![A clean, modern infographic diagram showing data transformation for AI. In three distinct sections from left to right: 1. On the left, show three simple icons: a photograph icon of a cat, a text document icon with the word 'Hello', and a sound wave icon. 2. In the middle, show three prominent arrows pointing from the icons to their numerical representations. 3. On the right, show the corresponding numerical forms: a grid of numbers (matrix) for the cat photo, a list of numbers (vector) labeled [0.1, 0.7, -0.2...] for the word 'Hello', and a line graph of a digital wave for the sound wave. The style should be minimalist, educational, and diagrammatic. Use a simple color palette on a neutral background. Widescreen aspect ratio.](https://sequentia.space/wp-content/uploads/2026/01/113.jpg)
Series: The Sequentia Lectures: Unlocking the Math of AI
Part 1: The Foundation – Thinking Like a Machine
Lecture 2: How Computers See the World: Turning Everything into Numbers
In our last lecture, we established that an AI model is like a recipe that takes in “inputs” to produce an “output.” But this raises a fundamental question: if the model is built on mathematics, how can it possibly understand a photograph of a cat, the words in a sentence, or the sound of a voice?
The answer is both simple and profound: it can’t. Not in the way we do. Before an AI can perform any mathematical operations, it must first translate our rich, messy, analog world into its own native language: numbers.

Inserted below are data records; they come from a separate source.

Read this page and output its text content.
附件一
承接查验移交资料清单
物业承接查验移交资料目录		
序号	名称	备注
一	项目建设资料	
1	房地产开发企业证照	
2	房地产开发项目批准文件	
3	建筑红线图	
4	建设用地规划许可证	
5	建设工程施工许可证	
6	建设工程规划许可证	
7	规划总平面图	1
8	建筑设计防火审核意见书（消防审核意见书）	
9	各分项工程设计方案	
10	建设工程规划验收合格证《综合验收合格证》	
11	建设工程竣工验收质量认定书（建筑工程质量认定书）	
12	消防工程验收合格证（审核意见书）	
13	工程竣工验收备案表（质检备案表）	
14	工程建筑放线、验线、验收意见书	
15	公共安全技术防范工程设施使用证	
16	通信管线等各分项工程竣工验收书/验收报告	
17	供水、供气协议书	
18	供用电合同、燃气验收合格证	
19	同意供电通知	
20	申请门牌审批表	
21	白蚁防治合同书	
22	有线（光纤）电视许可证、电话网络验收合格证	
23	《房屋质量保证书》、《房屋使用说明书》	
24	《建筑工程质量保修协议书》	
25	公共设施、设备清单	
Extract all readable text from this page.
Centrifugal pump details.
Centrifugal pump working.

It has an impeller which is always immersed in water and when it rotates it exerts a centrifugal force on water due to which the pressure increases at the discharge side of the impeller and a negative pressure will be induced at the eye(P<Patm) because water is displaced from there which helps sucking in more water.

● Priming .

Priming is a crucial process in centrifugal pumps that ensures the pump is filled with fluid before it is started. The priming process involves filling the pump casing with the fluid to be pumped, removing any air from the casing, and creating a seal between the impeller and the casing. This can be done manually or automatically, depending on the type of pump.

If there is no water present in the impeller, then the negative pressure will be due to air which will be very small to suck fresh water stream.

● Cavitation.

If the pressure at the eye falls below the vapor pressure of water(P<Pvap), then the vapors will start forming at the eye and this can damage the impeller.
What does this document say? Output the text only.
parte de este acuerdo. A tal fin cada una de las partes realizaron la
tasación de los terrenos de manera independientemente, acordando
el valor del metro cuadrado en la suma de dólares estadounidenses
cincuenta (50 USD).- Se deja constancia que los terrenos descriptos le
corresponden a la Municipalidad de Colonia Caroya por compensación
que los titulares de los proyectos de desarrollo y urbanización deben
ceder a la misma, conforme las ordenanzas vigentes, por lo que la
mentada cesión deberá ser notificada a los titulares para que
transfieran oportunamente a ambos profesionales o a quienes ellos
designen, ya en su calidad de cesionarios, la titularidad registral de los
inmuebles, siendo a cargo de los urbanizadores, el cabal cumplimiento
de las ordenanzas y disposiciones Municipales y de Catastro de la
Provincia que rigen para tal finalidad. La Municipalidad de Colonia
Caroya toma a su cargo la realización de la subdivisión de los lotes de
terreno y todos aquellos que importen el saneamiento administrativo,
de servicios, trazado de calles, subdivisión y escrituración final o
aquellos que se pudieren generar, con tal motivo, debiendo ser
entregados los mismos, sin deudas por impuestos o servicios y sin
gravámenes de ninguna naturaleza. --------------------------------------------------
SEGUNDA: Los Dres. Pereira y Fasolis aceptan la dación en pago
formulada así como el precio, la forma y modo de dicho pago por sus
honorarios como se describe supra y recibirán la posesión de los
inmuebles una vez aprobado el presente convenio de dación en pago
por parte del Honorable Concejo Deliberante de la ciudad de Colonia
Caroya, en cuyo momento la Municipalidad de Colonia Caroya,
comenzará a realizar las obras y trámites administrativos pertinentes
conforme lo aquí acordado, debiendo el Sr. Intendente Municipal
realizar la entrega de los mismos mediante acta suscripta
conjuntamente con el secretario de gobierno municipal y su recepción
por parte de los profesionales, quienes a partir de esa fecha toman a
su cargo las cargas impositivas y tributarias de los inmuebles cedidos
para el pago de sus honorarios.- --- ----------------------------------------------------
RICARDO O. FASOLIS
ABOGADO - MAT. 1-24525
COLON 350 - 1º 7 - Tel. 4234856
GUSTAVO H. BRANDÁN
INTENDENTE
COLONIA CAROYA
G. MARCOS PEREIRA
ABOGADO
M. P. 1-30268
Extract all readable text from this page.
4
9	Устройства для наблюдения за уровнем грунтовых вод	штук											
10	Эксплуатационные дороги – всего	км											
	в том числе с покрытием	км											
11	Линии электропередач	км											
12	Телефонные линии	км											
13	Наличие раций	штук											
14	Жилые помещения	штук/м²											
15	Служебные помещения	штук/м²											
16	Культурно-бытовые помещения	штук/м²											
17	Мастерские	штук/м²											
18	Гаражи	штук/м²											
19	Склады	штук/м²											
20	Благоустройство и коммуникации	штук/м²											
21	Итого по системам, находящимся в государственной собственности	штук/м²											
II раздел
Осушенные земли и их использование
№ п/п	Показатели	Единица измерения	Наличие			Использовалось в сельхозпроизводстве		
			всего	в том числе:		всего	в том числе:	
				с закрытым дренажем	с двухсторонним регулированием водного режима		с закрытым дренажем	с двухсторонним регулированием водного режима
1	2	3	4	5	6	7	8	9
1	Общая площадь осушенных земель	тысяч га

This process of converting complex data into a numerical format is a crucial, non-negotiable first step in any AI pipeline. Today, we’ll explore how this transformation happens for different types of data.
Images: A Mosaic of Pixels
To us, a picture is a holistic scene filled with objects and meaning. To a computer, a digital image is nothing more than a giant grid of tiny dots called pixels. Each pixel has a specific color, and that color can be represented by numbers.
- Grayscale (Black & White) Images: This is the simplest case. An image is a 2D grid (a matrix) where each pixel is represented by a single number, typically from 0 (pure black) to 255 (pure white). A dark grey pixel might be 50, while a light grey one could be 200. The entire image becomes a large table of numbers.
- Color Images (RGB): Color images are slightly more complex. They are typically represented by three overlapping grids, one for each primary color channel: Red, Green, and Blue (RGB). Each pixel is therefore represented by three numbers (each from 0 to 255), indicating the intensity of red, green, and blue light needed to create its specific color. A bright red pixel might be (255, 0, 0), while a purple one could be (128, 0, 128). A single color photo is thus a massive 3D block of numbers (width x height x 3 channels).
When an AI “sees” a cat, it’s not seeing fur and whiskers. It’s processing a giant matrix of numbers and learning to recognize the numerical patterns that, to us, signify “cat.”
Text: From Words to Vectors
Text is even more abstract. How do you turn the word “apple” into a number? The most basic method is to create a dictionary (or “vocabulary”) of all unique words that the model might encounter.
- Create a Vocabulary: Scan a large body of text and list every unique word. Let’s say our vocabulary is simple: {“a”: 1, “apple”: 2, “is”: 3, “red”: 4}.
- Assign Unique IDs: Each word is assigned a unique integer ID.
- One-Hot Encoding: The sentence “a red apple” could then be represented by activating the corresponding IDs. This is a simple but often inefficient method.
A more powerful technique is called Word Embedding. Instead of a single ID, each word is mapped to a list of several hundred numbers, called a vector. This vector isn’t random; it’s learned in such a way that it captures the word’s meaning and context. Words with similar meanings will have similar vectors. For example, the vectors for “king” and “queen” will be mathematically closer to each other than the vectors for “king” and “banana.”
This process of turning words or sentences into these meaningful lists of numbers is called vectorization. It transforms language into a geometric space where an AI can perform calculations, measure distances, and find relationships.
Sound: The Shape of a Wave
A sound is a continuous wave of pressure. To digitize it, we take thousands of samples of this wave every second. Each sample measures the amplitude (height) of the wave at that precise moment in time, recording it as a number. A one-second audio clip can be represented as a long list of tens of thousands of numbers that describe the exact shape of the sound wave. An AI then learns to identify the numerical patterns that correspond to specific spoken words, musical notes, or other sounds.
The Universal Language of AI
Whether it’s an image, a sentence, a sound, or even more abstract data like your movie preferences, the first step is always the same: turn it into numbers.
This numerical representation, often in the form of a vector or a matrix (a grid of vectors), is the universal input format that allows our “black box” model from Part 1 to start its work. Without this crucial translation step, the mathematical engine of AI would have no fuel to run on.
Now that we understand how AI perceives the world, in our next lecture, we’ll finally start to open the black box and see the simplest possible model in action: using a straight line to make predictions.